I recently decided to upgrade the amount of RAM in my primary PC from 2 GB up to 4 GB. I have received a copy of Adobe Photoshop CS3 Extended upgrade and would like to work with as much RAM as possible. As well I will be doing some Video Editing on my primary PC as well (while my Video Editing Station is down waiting for its upgrades). DDR2 Ram is also very cheap right now so I decided to take advantage of it.
When I built the PC a few months ago I installed 2 GB of Kingston DDR2 533 RAM in it and it has been working well. I ordered 2 GB of DDR2 667 RAM for a new AMD machine I am building soon, then with the low prices I decided to order a another 2 GB of RAM. I figured I would put the 4 GB of 667 RAM in my main machine and put the 533 in the AMD machine I am building. The first two sticks of Kingston Value Ram I ordered turned out to be Double Sided memory (Ram chips on both sides of the chips), the second set (same part numbers) was single sided. The Intel manual for the board said it could handle both, both so I went ahead with the upgrade. The machine was working well but then the processor would start to spike at 100% usage and the system would lock up for up 2 to 3 minutes (and as long as 5 minutes) from time to time. I removed the new RAM put the old RAM back in and everything was fine again. I then tested each pair of RAM individuals (DS and SS) and again everything tested and worked fine again. I went back to the 4 GB and the system started on the processor spikes again. The motherboard bios correctly detected all of the RAM 4096MB and Windows Vista Ultimate saw the 3508 MB of RAM (explanation of why down below).
Next I tried changing the order of the pairs on the motherboard and while the system was a little better, it would still spike the CPU every so often. In frustration I picked up 2 more GB of Kingston Value RAM again yesterday but this was a matched RAM kit and was double sided. I removed the Single Sided sticks of RAM, installed the new Double Sided, restarted and everything was fine again and has been running without the CPU spikes.
My motherboard is an Intel DG695WH (one of their higher end desktop boards) and it did indicate that it could handle both types of RAM. The manual says nothing about installing Single Sided and Double Sided RAM together. Nor would it work with the Double Sided 533 DDR2 and the Double Sided 667 RAM either (which in theory all 4 sticks should have run at 533).
So while everything appeared to be fine with the mixed types of RAM it wasn’t. This may not happen on all motherboards, but to be safe if you are planning an upgrade of your memory, or are having problems after a RAM upgrade, ideally try to get identical RAM if you can (if you have DS RAM, get DS sticks).
I indicated earlier that Windows Vista Ultimate only sees 3508 MB of RAM while the motherboard sees the full 4096 MB. This is a function of any 32 bit operating system, and the same thing would happen if I did this to a Linux machine or a Mac. The operating system cannot see memory above the 4000MB mark.
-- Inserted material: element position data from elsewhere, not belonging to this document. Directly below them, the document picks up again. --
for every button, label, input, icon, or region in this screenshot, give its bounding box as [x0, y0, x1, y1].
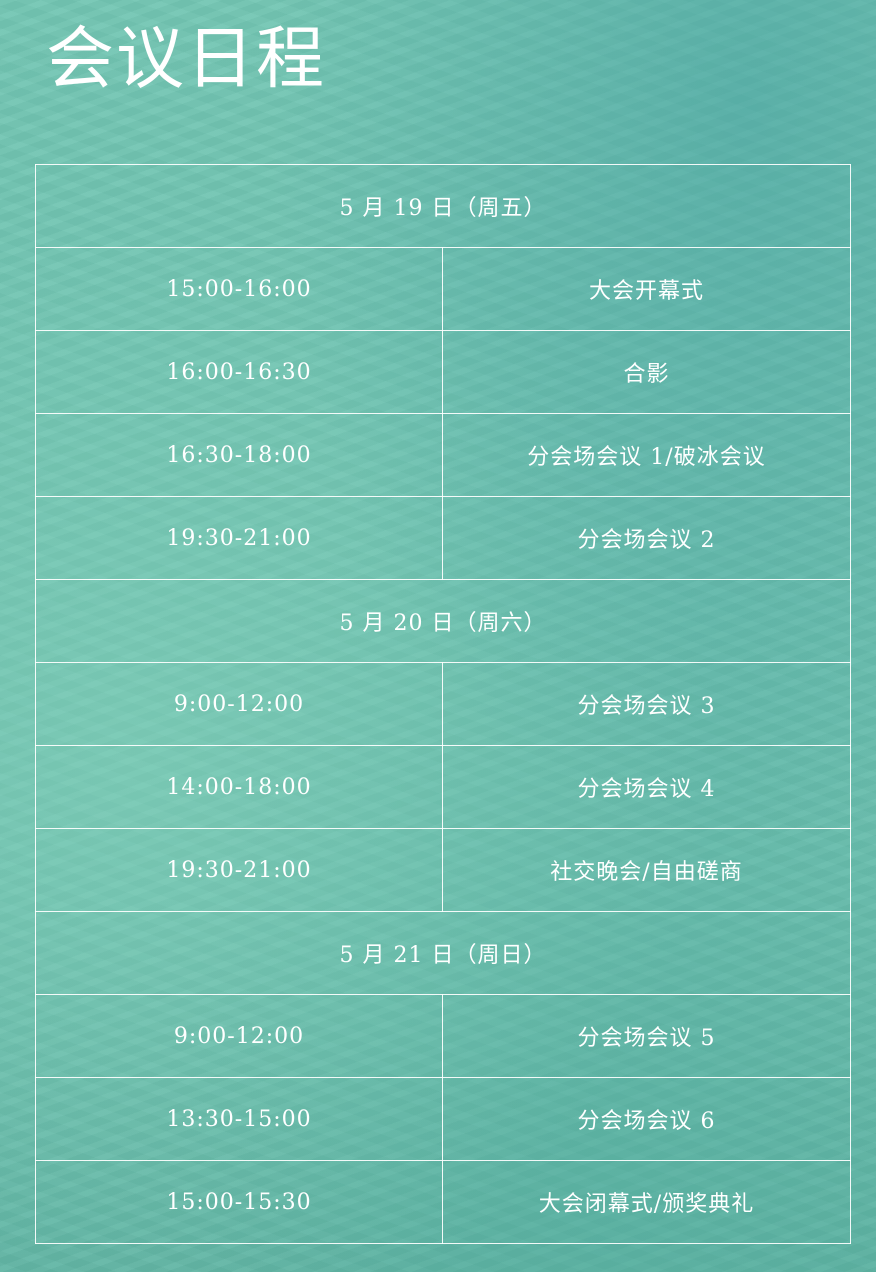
session-row: 16:00-16:30 合影	[35, 330, 852, 414]
session-time: 14:00-18:00	[35, 745, 443, 829]
session-row: 16:30-18:00 分会场会议 1/破冰会议	[35, 413, 852, 497]
session-time: 16:30-18:00	[35, 413, 443, 497]
session-time: 19:30-21:00	[35, 828, 443, 912]
session-time: 15:00-16:00	[35, 247, 443, 331]
session-row: 14:00-18:00 分会场会议 4	[35, 745, 852, 829]
session-row: 15:00-15:30 大会闭幕式/颁奖典礼	[35, 1160, 852, 1244]
session-row: 19:30-21:00 社交晚会/自由磋商	[35, 828, 852, 912]
day-header: 5 月 21 日（周日）	[34, 911, 852, 995]
session-row: 13:30-15:00 分会场会议 6	[35, 1077, 852, 1161]
session-event: 分会场会议 1/破冰会议	[441, 413, 852, 497]
session-event: 分会场会议 4	[441, 745, 852, 829]
session-row: 9:00-12:00 分会场会议 3	[35, 662, 852, 746]
session-time: 9:00-12:00	[35, 662, 443, 746]
session-event: 大会闭幕式/颁奖典礼	[441, 1160, 852, 1244]
session-time: 13:30-15:00	[35, 1077, 443, 1161]
day-header: 5 月 19 日（周五）	[34, 164, 852, 248]
session-time: 19:30-21:00	[35, 496, 443, 580]
day-header-row: 5 月 20 日（周六）	[34, 579, 852, 663]
page-title: 会议日程	[46, 20, 327, 99]
session-event: 分会场会议 5	[441, 994, 852, 1078]
session-event: 分会场会议 2	[441, 496, 852, 580]
day-header-row: 5 月 19 日（周五）	[34, 164, 852, 248]
day-header-row: 5 月 21 日（周日）	[34, 911, 852, 995]
session-time: 16:00-16:30	[35, 330, 443, 414]
session-time: 9:00-12:00	[35, 994, 443, 1078]
session-event: 合影	[441, 330, 852, 414]
schedule-table: 5 月 19 日（周五） 15:00-16:00 大会开幕式 16:00-16:…	[34, 164, 852, 1244]
session-row: 15:00-16:00 大会开幕式	[35, 247, 852, 331]
session-event: 大会开幕式	[441, 247, 852, 331]
day-header: 5 月 20 日（周六）	[34, 579, 852, 663]
session-row: 19:30-21:00 分会场会议 2	[35, 496, 852, 580]
session-row: 9:00-12:00 分会场会议 5	[35, 994, 852, 1078]
session-event: 分会场会议 3	[441, 662, 852, 746]
session-time: 15:00-15:30	[35, 1160, 443, 1244]
session-event: 社交晚会/自由磋商	[441, 828, 852, 912]
session-event: 分会场会议 6	[441, 1077, 852, 1161]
If I go ahead and install a 64 bit version of Windows or another OS on this machine, it would see the entire amount of RAM. This is something that you should keep in mind when doing upgrades as well.
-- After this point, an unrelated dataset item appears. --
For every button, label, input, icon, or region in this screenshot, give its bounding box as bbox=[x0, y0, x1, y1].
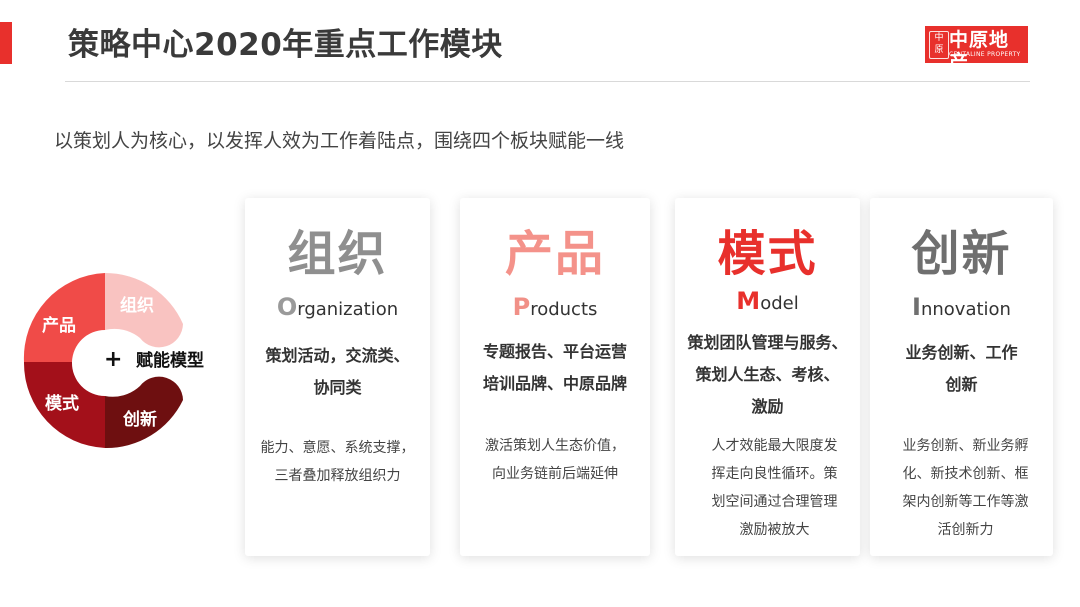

With the extra RAM that I have now (4 GB) I am going to build and AMD machine with an Asus motherboard to see if 1) it will run with 533 and 667 DDR2 RAM and 2) if it will run with the double and single sided sticks. The plan is to also install a 64 bit version of Vista on the system as well. Otherwise it looks like my Media Center PC will get the additional 2 GB 533 RAM and the AMD will run with only 2 GB.
Remember that the best upgrade you can do to virtually any computer is to upgrade the amount of Memory in it to improve performance. I use this simple analogy to explain hoe memory upgrades work for my clients.
Think of an Office desk as the amount of RAM that you have in your computer, then a filing cabinet (or a bookshelf) as your hard drive, your eyes as the display and you are the processor. You can only open so many files (or programs) on the desk before you start running out of desktop space (remember your operating system uses some of this desk too). When the desk fills up with stuff, you have to start putting stuff in the filing cabinet. You get up move stuff to the cabinet then sit down. When you are dome with something you put it back in the filing cabinet. This is what happens on your computer. When the physical RAM fills up (opening programs and files) it starts to store open data on the hard drive, which is slower. Think of a RAM upgrade as an upgrade of your desk. If you double the amount of memory in your PC, you essential double the size of the desk. Now you can open more work and still have space on the desk. You can switch back and forth between programs and files faster than if you had to run to the filing cabinet every time to get something.
I am going to create another post with this analogy soon as I like this one too much to bury it solely in this blog post.